Philippe Madral, Une sorcière à la cour

Une belle res­ti­tu­tion de l’affaire des Poisons 

Sur la recom­man­da­tion de Col­bert, Louis XIV nomme lieu­te­nant géné­ral de Paris un obs­cur magis­trat, La Rey­nie, en 1667. Il net­toie la Capi­tale de la Cour des Miracles, réor­ga­nise la police, l’éclairage et le pavage des rues, met en place une lutte effi­cace contre les incen­dies… Ce ven­dredi 17 juillet 1676, il assiste à l’exécution de la mar­quise de Brin­vil­liers accu­sée d’empoisonnements. Elle est déca­pi­tée et son corps est brûlé. Mais cette exé­cu­tion n’arrêta pas les morts par intoxi­ca­tions.
La cour de France est la risée de l’Europe, sur­nom­mée La Cour des Bor­gia. Louis XIV furieux, réunit à Saint-Germain, Col­bert, Lou­vois et La Rey­nie, leur inti­mant de lan­cer une enquête sur les offi­cines de Paris et de mettre en œuvre les actions pour éra­di­quer ce fléau.

Après la consti­tu­tion d’un réseau d’informateurs et quelques mois de recherches, la police recense plus de trois cents offi­cines dans Paris et ses envi­rons.

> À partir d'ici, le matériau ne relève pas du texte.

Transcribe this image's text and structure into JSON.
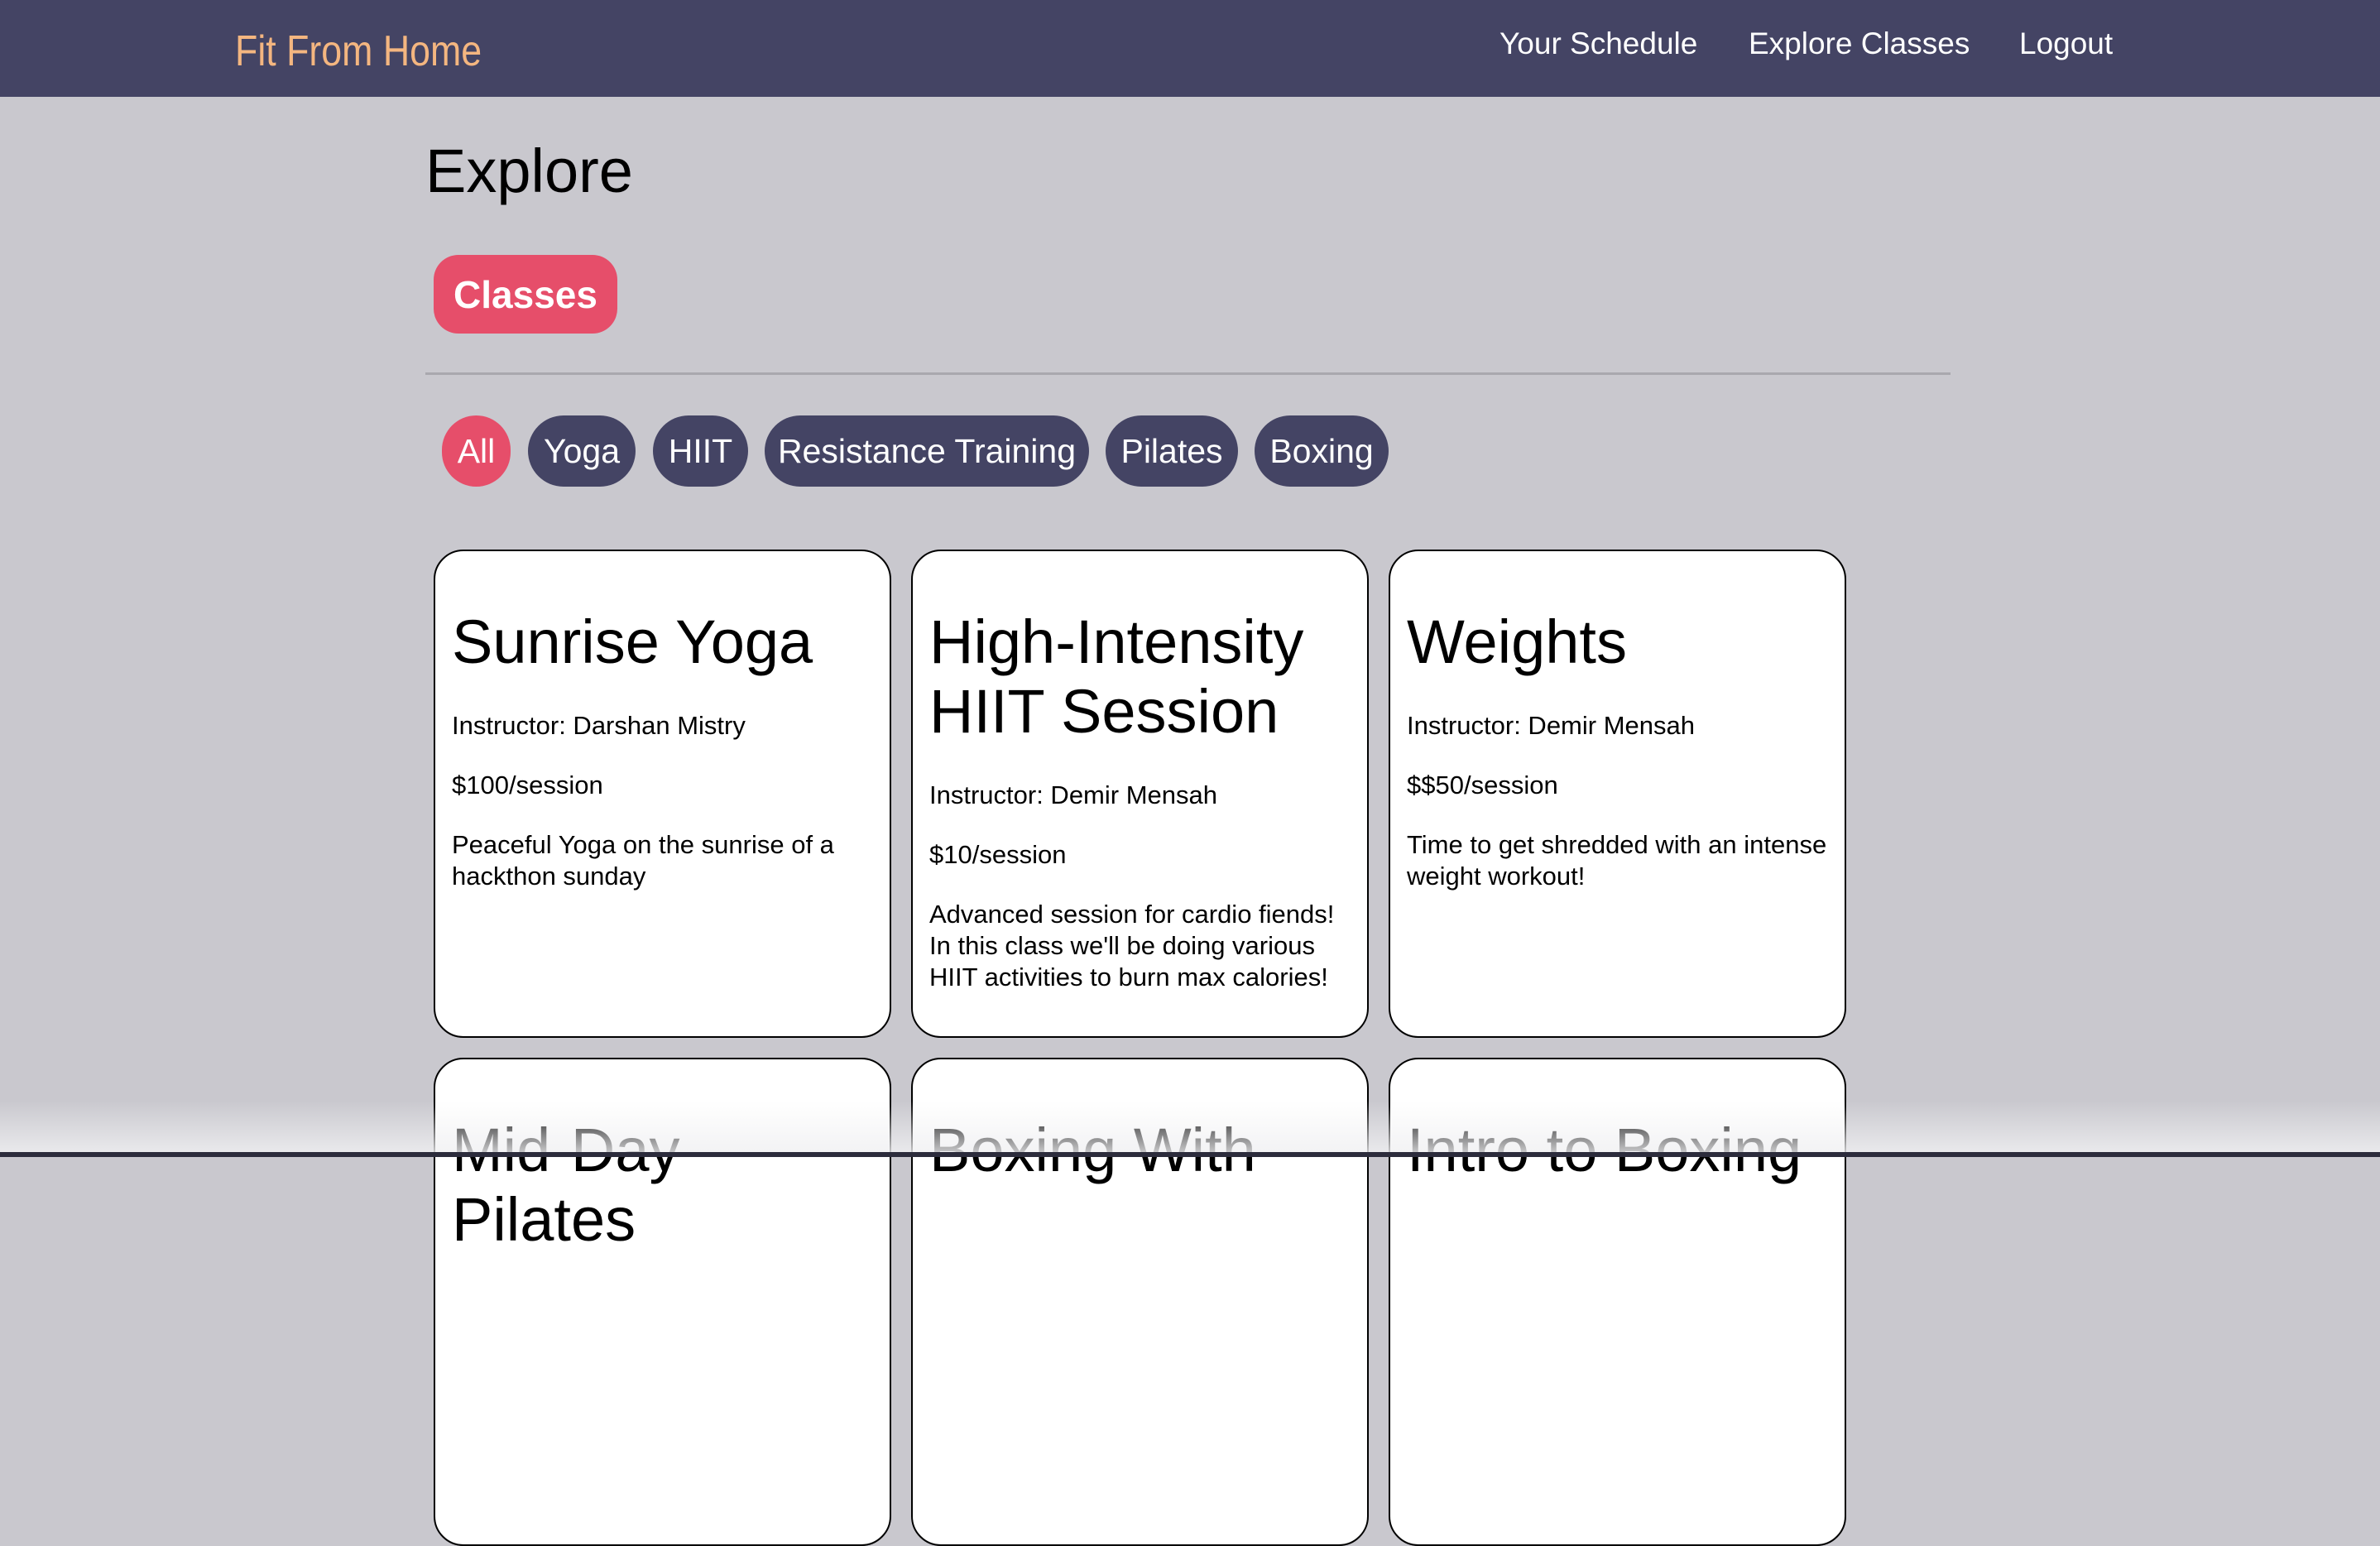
{
  "app": {
    "brand": "Fit From Home"
  },
  "nav": {
    "schedule": "Your Schedule",
    "explore": "Explore Classes",
    "logout": "Logout"
  },
  "page": {
    "title": "Explore",
    "section_tab": "Classes"
  },
  "filters": [
    "All",
    "Yoga",
    "HIIT",
    "Resistance Training",
    "Pilates",
    "Boxing"
  ],
  "active_filter": "All",
  "colors": {
    "navbar": "#444464",
    "brand": "#f4b680",
    "accent": "#e64e6a",
    "background": "#c9c8ce"
  },
  "classes": [
    {
      "title": "Sunrise Yoga",
      "instructor": "Instructor: Darshan Mistry",
      "price": "$100/session",
      "description": "Peaceful Yoga on the sunrise of a hackthon sunday"
    },
    {
      "title": "High-Intensity HIIT Session",
      "instructor": "Instructor: Demir Mensah",
      "price": "$10/session",
      "description": "Advanced session for cardio fiends! In this class we'll be doing various HIIT activities to burn max calories!"
    },
    {
      "title": "Weights",
      "instructor": "Instructor: Demir Mensah",
      "price": "$$50/session",
      "description": "Time to get shredded with an intense weight workout!"
    },
    {
      "title": "Mid-Day Pilates"
    },
    {
      "title": "Boxing With"
    },
    {
      "title": "Intro to Boxing"
    }
  ]
}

L’arrestation de Marie Bosse, une « sor­cière », révèle des ten­ta­tives d’empoisonnements et des sor­ti­lèges contre le roi qui serait du fait de la mar­quise de Mon­tes­pan, la favo­rite de Louis XIV. Pour lut­ter effi­ca­ce­ment contre cette pro­li­fé­ra­tion de crimes et ces com­plots, le roi ins­ti­tue une cour extra­or­di­naire qui ne jugera que les affaires de poi­sons.
Com­mence alors une vague d’arrestations, dont La Bosse, La Vigou­roux, Cathe­rine Mont­voi­sin nom­mée aussi la Voi­sin… Et cer­taines ne se privent pas de par­ler… même sans tortures.

Pour racon­ter ce que l’Histoire a retenu comme l’affaire des Poi­sons, le roman­cier fait du prin­ci­pal acteur, Gabriel Nico­las de La Rey­nie, le nar­ra­teur exclu­sif depuis le 16 février 1678, quand Louis XIV décide de lan­cer l’enquête, jusqu’au 21 juillet 1682 quand la cour extra­or­di­naire est dis­soute. La Rey­nie aurait paral­lè­le­ment fait échouer un com­plot contre le Roi-Soleil ini­tié depuis l’Angleterre. En effet, il reste cette pré­sence mys­té­rieuse, sur le ter­ri­toire fran­çais, de cet Anglais et la volonté de Charles II, son beau-frère, d’avoir voulu orga­ni­ser le mort de Louis.
Le roman­cier donne les rai­sons de la pro­li­fé­ra­tion de ces offi­cines tenues par des « sor­cières ». Celles-ci avaient sou­vent des connais­sances réelles en bota­nique, en ana­to­mie, en méde­cine, mieux que les méde­cins en titre qui n’ont : “…d’égal à leur bêtise que leur pré­ten­tion…”.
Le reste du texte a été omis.